Saturday, August 1, 2009


ThyroidImage via Wikipedia

Hashimoto's Thyroiditis.

The extreme fatigue, muscle cramps, thinning eyebrows, vague joint pain, cold hands and feet, low body temperature, depression, weight gain and the ever-present lack of concentration.
It seems that this has been going on for quite some time. The confusing part is that the normal thyroid panel that is run was in the normal range. I guess the most people have one or the other. I have Hashimoto's thyroiditis and a very high rate of reverse T3. This is basically your fake parking spot for the thyroid hormone but it doesn't know what to do when it gets there. It would figure that I'd have both.
It is inherited. I don't know that much about my medical history but at least I know that I did get this lovely gene from my mother. When I found this out I immediately alerted my daughter to get these blood tests because she has some of the same fishy symptoms.

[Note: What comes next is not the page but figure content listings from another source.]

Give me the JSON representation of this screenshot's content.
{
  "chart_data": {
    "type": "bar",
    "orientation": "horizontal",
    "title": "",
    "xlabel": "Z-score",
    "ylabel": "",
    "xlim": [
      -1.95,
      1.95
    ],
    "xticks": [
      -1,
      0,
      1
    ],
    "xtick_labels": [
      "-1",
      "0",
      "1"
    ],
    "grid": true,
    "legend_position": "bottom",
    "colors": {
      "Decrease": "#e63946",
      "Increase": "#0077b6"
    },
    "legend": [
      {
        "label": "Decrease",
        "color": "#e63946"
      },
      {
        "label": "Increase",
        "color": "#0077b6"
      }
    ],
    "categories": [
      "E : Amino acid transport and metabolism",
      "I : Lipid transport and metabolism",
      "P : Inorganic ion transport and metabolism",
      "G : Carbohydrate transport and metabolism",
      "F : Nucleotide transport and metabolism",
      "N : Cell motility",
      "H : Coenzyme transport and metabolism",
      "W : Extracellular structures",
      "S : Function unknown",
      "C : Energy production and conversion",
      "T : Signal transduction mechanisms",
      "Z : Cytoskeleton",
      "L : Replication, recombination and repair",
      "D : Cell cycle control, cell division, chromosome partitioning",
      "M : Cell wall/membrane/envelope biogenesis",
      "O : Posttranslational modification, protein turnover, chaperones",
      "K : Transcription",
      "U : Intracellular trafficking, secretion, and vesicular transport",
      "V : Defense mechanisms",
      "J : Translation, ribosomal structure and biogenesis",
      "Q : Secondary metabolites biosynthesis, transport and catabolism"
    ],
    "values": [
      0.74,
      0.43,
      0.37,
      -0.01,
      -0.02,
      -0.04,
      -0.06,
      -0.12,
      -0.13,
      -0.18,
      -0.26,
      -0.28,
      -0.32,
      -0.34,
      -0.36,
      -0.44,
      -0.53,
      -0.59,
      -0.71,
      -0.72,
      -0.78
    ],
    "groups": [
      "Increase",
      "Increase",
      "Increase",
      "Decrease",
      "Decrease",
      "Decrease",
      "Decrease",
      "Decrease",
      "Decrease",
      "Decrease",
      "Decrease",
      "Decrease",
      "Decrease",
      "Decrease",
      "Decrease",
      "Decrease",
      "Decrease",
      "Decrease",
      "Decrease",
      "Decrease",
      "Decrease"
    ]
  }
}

chemical structure of reverse triiodothyronine...Image via Wikipedia

The thyroid is a little butterfly shaped gland located at the base of the neck and it wraps itself around the windpipe. Slight trouble swallowing could occur if the thyroid gets inflamed and presses upon the esophagus.

This is an autoimmune disease. Your bodies own T-cells are attacking the thyroid and treating it as a foreign entity. If left untreated this can eventually lead to heart failure. Thank goodness my homocystine levels (a marker for cardiovascular disease) was very low.

The reverse T3 was very interesting. It seems that the body, in reaction to either physical or emotionally prolonged stressful periods will increase the levels of Reverse T3. This is probably the reason for weight gain. A lot of times medication addressing the active T3 levels will allow weight loss without a lot of dietary changes.

Now without insurance the medication for bioidentical thyroid, hormones, progesterone and testosterone was $262.00. How in the world do people do this every month??

Great. More stress. Just what my body needs. I do feel slightly validated. At least I know I'm not crazy about the symptoms. You know that you know that you know but no doctor will believe you or get the appropriate tests to find out what's going on in your body. Then this disease slowly progresses until you feel like a lump. A big, fat lump.

The good old fibro cake is baking and the icing is the thyroid.